We further have \[\begin{aligned} \mathbb{E}[X_{1}X_{2}] &= 1\times 1\times 0.20+1\times 2\times 0.05 +1\times 3\times 0.05\\ &\quad +1\times 4\times 0 + 2\times 1\times 0.05+2\times 2\times 0.15\\ &\quad +2\times 3\times 0.10+2\times 4\times 0.05 +3\times 1\times 0 \\ &\quad +3\times 2\times 0.05+3\times 3\times 0.10+3\times 4\times 0.20 \\ &= 5.75. \end{aligned}\]

Example (continued)

So far, we have obtained \[\begin{aligned} \mathbb{E}[X_1] &= 2.05, \\ \mathbb{E}[X_2] &= 2.50, \\ \mathbb{E}[X_{1}X_{2}] &= 5.75. \end{aligned}\]

Therefore, \[\begin{aligned} \operatorname{Cov}(X_{1},X_{2}) &= \mathbb{E}[X_{1}X_{2}] - \mathbb{E}[X_{1}] \mathbb{E}[X_{2}] \\ &=5.75 - 2.05\times 2.50 \\ &= 0.625. \end{aligned}\]

Interpretation

When \(\operatorname{Cov}( X_{1},X_{2})\) is large and positive, the variables tend to be both above or both below their respective means simultaneously.

  • In other words, the two variables tend to move in the same direction (when one increases, so does the other, and vice versa).

  • The covariance is a measure of the “linear” association between the variables.

When \(\operatorname{Cov}(X_{1},X_{2})\) is large and negative one of the variables tends to be above its mean when the other is below its mean.

  • In other words, the two variables tend to move in opposite directions (when one increases, the other tends to decrease, and vice versa).

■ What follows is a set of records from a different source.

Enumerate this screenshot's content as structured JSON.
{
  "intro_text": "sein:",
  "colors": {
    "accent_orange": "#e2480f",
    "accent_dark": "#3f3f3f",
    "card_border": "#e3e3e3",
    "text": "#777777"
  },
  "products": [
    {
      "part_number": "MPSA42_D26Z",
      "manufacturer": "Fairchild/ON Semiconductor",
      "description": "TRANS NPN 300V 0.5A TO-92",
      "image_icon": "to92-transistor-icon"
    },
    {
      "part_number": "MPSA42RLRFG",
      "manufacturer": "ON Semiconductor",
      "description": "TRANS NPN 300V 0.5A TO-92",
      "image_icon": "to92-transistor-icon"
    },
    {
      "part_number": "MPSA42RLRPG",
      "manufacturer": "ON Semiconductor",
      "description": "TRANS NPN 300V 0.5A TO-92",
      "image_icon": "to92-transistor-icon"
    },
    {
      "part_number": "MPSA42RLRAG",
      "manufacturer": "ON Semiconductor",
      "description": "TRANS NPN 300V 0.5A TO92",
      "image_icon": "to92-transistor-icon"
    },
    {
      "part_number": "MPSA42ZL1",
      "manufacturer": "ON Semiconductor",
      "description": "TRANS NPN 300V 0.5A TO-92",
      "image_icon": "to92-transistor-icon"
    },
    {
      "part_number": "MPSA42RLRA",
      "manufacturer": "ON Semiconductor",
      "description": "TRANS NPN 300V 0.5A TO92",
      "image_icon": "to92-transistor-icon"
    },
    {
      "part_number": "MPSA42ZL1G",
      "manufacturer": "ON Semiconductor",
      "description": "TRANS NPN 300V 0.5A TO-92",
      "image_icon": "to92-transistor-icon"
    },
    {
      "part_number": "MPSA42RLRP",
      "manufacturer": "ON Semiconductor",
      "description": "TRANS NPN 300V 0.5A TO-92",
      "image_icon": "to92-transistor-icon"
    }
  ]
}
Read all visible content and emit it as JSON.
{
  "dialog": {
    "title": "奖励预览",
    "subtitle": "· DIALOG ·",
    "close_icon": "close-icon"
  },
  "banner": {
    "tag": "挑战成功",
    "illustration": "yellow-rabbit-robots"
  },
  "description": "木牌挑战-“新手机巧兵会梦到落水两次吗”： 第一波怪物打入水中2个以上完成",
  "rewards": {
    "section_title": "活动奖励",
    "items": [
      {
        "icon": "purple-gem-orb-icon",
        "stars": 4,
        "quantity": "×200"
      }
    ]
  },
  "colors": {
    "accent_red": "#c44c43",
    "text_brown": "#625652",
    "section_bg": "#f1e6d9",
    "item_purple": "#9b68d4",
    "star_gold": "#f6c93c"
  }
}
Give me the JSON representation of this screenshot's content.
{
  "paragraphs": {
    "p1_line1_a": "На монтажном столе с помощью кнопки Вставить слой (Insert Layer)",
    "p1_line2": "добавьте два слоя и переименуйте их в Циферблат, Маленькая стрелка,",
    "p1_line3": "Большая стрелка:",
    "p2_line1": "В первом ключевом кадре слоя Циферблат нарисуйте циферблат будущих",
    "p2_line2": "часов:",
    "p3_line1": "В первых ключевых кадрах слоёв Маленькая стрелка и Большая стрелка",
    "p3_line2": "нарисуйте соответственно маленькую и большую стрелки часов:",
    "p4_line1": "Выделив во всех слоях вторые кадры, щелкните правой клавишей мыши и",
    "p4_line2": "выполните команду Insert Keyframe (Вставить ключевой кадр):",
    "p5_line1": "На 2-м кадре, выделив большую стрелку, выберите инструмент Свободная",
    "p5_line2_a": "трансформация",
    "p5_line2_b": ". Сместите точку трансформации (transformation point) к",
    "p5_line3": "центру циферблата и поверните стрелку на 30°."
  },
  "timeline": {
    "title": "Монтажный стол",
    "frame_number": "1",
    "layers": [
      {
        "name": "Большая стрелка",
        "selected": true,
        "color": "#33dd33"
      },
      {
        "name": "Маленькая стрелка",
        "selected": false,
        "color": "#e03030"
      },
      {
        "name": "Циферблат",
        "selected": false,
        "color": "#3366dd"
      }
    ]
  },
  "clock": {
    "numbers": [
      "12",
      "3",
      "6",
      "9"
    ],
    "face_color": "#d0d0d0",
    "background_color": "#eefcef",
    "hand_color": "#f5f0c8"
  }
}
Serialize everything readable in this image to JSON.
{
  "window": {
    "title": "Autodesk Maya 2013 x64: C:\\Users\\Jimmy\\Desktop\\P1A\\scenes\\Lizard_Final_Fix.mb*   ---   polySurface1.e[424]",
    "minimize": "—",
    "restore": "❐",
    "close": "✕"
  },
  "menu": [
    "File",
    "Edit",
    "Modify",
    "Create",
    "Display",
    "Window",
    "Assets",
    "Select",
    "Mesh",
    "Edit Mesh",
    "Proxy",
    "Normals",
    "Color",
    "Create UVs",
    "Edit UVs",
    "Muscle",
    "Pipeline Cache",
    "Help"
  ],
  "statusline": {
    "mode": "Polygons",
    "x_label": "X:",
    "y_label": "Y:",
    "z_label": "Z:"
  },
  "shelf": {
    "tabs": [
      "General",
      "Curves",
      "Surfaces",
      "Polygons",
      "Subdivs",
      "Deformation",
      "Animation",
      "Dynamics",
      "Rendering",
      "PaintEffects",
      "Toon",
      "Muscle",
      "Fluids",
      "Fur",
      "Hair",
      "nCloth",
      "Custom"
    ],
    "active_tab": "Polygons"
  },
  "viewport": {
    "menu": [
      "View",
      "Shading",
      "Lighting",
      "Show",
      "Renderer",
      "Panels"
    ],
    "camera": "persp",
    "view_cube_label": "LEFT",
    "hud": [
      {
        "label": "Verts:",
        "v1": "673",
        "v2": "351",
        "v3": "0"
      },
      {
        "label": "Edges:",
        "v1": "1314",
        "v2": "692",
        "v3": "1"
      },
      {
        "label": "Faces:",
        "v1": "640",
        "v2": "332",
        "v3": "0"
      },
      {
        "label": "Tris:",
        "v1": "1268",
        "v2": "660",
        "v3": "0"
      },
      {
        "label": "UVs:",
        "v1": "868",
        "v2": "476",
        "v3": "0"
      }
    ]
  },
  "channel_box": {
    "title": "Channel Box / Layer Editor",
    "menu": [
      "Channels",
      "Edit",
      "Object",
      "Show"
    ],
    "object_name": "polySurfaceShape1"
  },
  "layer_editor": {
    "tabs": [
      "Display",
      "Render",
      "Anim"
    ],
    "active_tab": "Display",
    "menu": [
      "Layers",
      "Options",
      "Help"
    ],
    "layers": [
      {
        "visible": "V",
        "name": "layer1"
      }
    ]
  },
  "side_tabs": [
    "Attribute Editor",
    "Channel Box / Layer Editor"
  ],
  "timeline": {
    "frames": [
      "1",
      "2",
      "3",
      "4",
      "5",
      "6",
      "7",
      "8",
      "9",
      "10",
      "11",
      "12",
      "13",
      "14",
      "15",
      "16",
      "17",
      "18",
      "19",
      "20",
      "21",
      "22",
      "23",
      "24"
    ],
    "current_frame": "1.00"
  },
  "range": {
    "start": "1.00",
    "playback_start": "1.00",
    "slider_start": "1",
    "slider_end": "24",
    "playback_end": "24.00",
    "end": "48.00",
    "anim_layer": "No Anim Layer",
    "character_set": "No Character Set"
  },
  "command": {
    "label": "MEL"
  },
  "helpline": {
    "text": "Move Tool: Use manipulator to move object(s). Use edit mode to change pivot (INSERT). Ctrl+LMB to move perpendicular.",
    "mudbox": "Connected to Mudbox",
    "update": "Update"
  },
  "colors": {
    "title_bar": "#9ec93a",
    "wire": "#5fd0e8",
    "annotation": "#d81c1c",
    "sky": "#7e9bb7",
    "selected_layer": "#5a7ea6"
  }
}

Covariance and independence

Proposition
If \(X_1\) and \(X_2\) are independent, then \(\operatorname{Cov}(X_1, X_2 ) = 0\) .

Proof
\[\begin{aligned} \operatorname{Cov}(X_1, X_2) & = \mathbb{E}[ X_1 X_2 ] - \mathbb{E}[ X_1 ] \mathbb{E}[ X_2 ] \\ & = \mathbb{E}[ X_1 ] \mathbb{E}[ X_2 ] - \mathbb{E}[ X_1 ] \mathbb{E}[ X_2 ] \\ & = \ 0. \end{aligned}\]

Bi-linearity

Proposition
Given constants \(a, b, c, d \in{\mathbb{R}}\), \[\operatorname{Cov}(a + b \, X_1,\ c + d \, X_2) \ = \ b\, d \, \operatorname{Cov}( X_1, X_2 ).\]

Proof
\[\begin{aligned} \operatorname{Cov}(a + b X_1,\ c + d X_2 )&= \mathbb{E}\bigg[ (a + b X_1 - \mathbb{E}[ a + b X_1 ] ) \, ( c + d X_2 - \mathbb{E}[c + d X_2 ] ) \bigg] \\ &= \mathbb{E}\bigg[ ( a + b X_1 - a - b \mathbb{E}[ X_1 ] ) \, ( c + d X_2 - c - d \mathbb{E}[X_2] ) \bigg] \\ &= \mathbb{E}[ \, b \, ( X_1 - \mathbb{E}[ X_1] ) \, d \, ( X_2 - \mathbb{E}[X_2] ) \, ] \\ &= b \, d \, \mathbb{E}[ ( X_1 - \mathbb{E}[ X_1]) \, ( X_2 - \mathbb{E}[X_2] ) ] \\ &= b \, d \, \operatorname{Cov}( X_1, X_2 ). \end{aligned}\]

Lack of scale invariance

  • Variables in last example were given in days \[ \operatorname{Cov}( X_{1},X_{2}) = 0.625.\]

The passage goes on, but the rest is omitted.